At the same time, Pennywise is reborn as Bill Skarsgaard, who appears on cue and brings a sinister edge to the villain that both lulls you in before then creeping you out. But while “It” teases and plays with its viewers, it just falls shorts of providing the necessary iconic jolt that would have made it generation-defining. Something along the lines of the discovery of Ben Gardner in “Jaws” or the quick shot of the Grady twins corpses in “The Shining,” which made such an impression that you then revelled in showing it to others so you can watch their reactions.
Skarsgaard’s Pennywise could have provided this shock, but in the end everything is just a little too heavily sign-posted. Again, while far from inept, Andy Muschietti’s approach just falls short. Even though he creates and builds an unsettling atmosphere of dread that has you hiding behind your fingers, Muschietti then doesn’t deliver the pulverizing release that would leave you dazzled.
This is just the minor gripe of someone that was genuinely enthralled by “It,” though. While the film misses the opportunity to join the greats of the genre, “It” is still chilling, enheartening and packed full of humor and nostalgia.
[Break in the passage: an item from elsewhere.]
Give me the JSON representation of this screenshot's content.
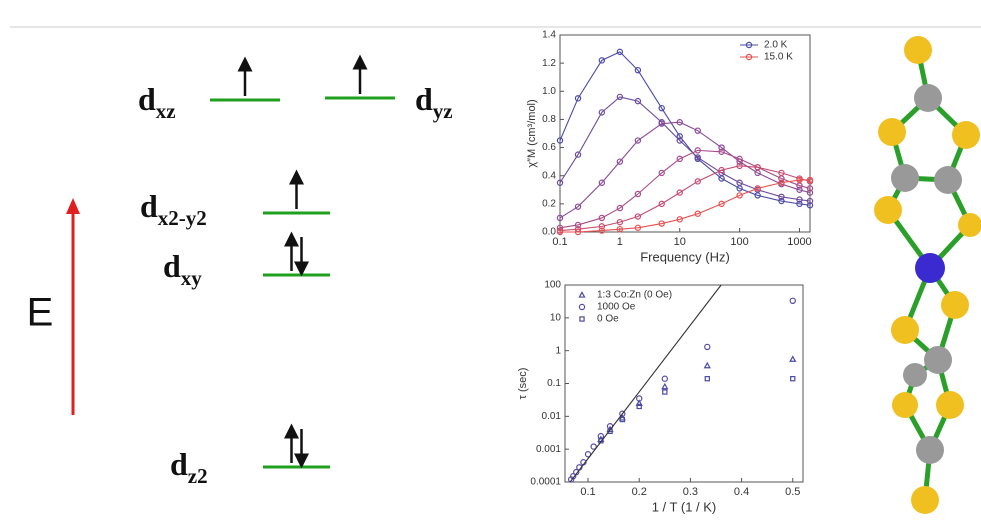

Most of this comes from the dynamic of The Losers’ Club, who have not only been perfectly cast but also given the freedom and confidence to delightfully bounce off of each other. They make “It” eminently watchable, selling the drama and comedy with a weight, precision and subtly that belies their age. To single one out would be doing a great disservice to the rest, as they’re so formidable as a pack that they generate an energy makes the film float – pun most definitely intended.
Muschietti also deserves credit for creating a sweeping, ambitious and crowd-pleasing horror film that honors Stephen King’s novel while thoroughly flourishing as its own entity. With “It: Chapter 2” all but a certainty, Muschietti should have a second opportunity to build upon this triumph. Let’s just hope he amps up the terror. But, even if he doesn’t, he has already proven it will be a hoot.